Thursday, 11 September 2008

Applause

In the past few weeks, one of my best friends has taken all her life lessons and grown up. Reading her entries has not only been inspiring but it's moved something deep within me and revealed a dark area of life that I knew always existed but never wanted to admit.

Taking a good look at "where we come from" and "how we are programmed," I have in my life, my own determinants. Unlike her, however, I have yet to trace them back, even partially. I admire her specificity and her honesty but I don't think that I'm ready to take such daring steps. As in a previous entry, I find myself writing only the vaguest of things, revealing only the deepest of feelings but not supplying them with enough material to subscribe to being exposed.

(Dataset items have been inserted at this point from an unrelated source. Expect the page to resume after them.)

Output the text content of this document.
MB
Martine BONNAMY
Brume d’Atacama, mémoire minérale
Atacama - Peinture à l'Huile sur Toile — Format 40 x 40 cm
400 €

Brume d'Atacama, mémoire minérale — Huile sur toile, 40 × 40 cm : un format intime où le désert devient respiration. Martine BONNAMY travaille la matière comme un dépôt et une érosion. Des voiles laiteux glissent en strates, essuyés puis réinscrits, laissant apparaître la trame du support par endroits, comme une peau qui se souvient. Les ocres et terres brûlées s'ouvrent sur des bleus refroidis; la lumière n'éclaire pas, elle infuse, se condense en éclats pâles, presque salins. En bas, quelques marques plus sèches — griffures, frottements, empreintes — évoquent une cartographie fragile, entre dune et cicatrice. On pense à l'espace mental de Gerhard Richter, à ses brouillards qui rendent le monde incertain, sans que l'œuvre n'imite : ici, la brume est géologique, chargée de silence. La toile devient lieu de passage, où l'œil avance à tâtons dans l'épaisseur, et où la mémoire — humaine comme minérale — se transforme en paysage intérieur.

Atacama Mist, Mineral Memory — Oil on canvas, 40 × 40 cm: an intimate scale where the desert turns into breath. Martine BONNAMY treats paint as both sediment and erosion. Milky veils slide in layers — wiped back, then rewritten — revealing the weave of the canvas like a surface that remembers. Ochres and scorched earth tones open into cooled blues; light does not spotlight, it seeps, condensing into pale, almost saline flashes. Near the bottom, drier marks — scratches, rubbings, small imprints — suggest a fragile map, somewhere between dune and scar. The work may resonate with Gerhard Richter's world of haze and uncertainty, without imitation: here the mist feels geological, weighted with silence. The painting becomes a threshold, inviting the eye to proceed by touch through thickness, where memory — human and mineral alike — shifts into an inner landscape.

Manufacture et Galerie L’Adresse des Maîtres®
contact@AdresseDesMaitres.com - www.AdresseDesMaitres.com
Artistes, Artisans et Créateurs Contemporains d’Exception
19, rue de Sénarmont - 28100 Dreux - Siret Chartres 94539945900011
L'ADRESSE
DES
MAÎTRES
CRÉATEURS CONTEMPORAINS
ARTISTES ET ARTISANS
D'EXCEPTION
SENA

I will say this, however, and step in front of the veil I hide behind: just as she has an "innate thirst for knowledge, ...research and learning, but...is limited by an equally inherent...tendency to skim over things," I have an innate fear of fading completely into the background. Some days - most days - I fear that people will see that the things I have made distinct about myself are things that anyone can achieve, if they put their heart to it. In spite of everything, I want to applaud the girl who took a heavy beating not too many days ago, but who also rose to the challenge, dedicated her heart and earned my applause.

1 comment:

novice said...

AUTHOR: dez
DATE: 01/08/2005 01:25:25 AM

hey trod, what's with all the wacky colors on your blog lately?